The ICO commissioned Harris Interactive to undertake a survey in early 2019 to help us understand public awareness and perceptions of data broking. This, in turn, helped to inform our decision-making at that time.
The key findings were that many people were unclear about what exactly happens to their personal data once they have shared it with organisations and generally do not consider that the balance of providing this information is solely in their favour. The majority of respondents considered that any organisation they do not have a direct relationship with should tell them that it has collected and is processing their data.
The results of the research commissioned by the ICO are on our website.
In addition to this subject-specific research, we have gained more insight into the public’s view on data broking through intelligence we gathered from the ICO’s Annual Track survey. This is a survey we commission each year to help us understand the public’s views on information rights issues. In 2020, our findings revealed that only 20% of people surveyed agreed that they would be fine with being contacted by an organisation they had not dealt with before who had bought their details from a partner organisation.
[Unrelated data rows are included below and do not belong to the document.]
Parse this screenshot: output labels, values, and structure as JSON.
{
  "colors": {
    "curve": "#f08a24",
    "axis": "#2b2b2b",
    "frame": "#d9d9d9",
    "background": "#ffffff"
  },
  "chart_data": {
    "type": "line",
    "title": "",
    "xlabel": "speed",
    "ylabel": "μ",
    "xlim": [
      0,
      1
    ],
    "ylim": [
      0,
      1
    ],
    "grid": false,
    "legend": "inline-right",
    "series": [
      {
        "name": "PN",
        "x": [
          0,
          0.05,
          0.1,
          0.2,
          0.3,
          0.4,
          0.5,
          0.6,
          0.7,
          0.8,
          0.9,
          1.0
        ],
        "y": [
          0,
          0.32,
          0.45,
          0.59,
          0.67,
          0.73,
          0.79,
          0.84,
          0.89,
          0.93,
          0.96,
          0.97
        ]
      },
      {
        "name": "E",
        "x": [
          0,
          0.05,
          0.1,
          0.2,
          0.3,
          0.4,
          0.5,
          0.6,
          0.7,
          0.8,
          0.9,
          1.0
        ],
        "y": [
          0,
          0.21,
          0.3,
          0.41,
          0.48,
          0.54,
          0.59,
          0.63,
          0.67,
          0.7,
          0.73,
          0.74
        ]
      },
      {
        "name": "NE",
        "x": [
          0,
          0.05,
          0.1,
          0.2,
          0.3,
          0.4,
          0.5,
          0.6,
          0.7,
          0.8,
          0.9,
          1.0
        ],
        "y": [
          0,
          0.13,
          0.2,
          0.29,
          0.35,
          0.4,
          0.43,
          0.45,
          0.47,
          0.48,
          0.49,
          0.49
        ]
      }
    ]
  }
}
Similarly, only 24% of individuals surveyed agreed that they were fine with being contacted by an organisation they had not dealt with before who had obtained their information from a publicly available source.
There is more about our 2020 Annual Track survey on our website
4.5 Decision to enforce
Our investigation revealed systemic compliance failings within each of the CRAs data broking businesses, particularly for the lawfulness, fairness and transparency principle of the GDPR. Our findings are discussed in detail in section 5 of this report.
These key concerns were deeply embedded in each business. Comprehensive change was required in order to achieve compliance. Given the severity of our findings, in April 2019 we provided each of the three CRAs with a preliminary enforcement notice which set out our concerns, the steps we required them to take, and a clear timescale for compliance, alongside our detailed audit report.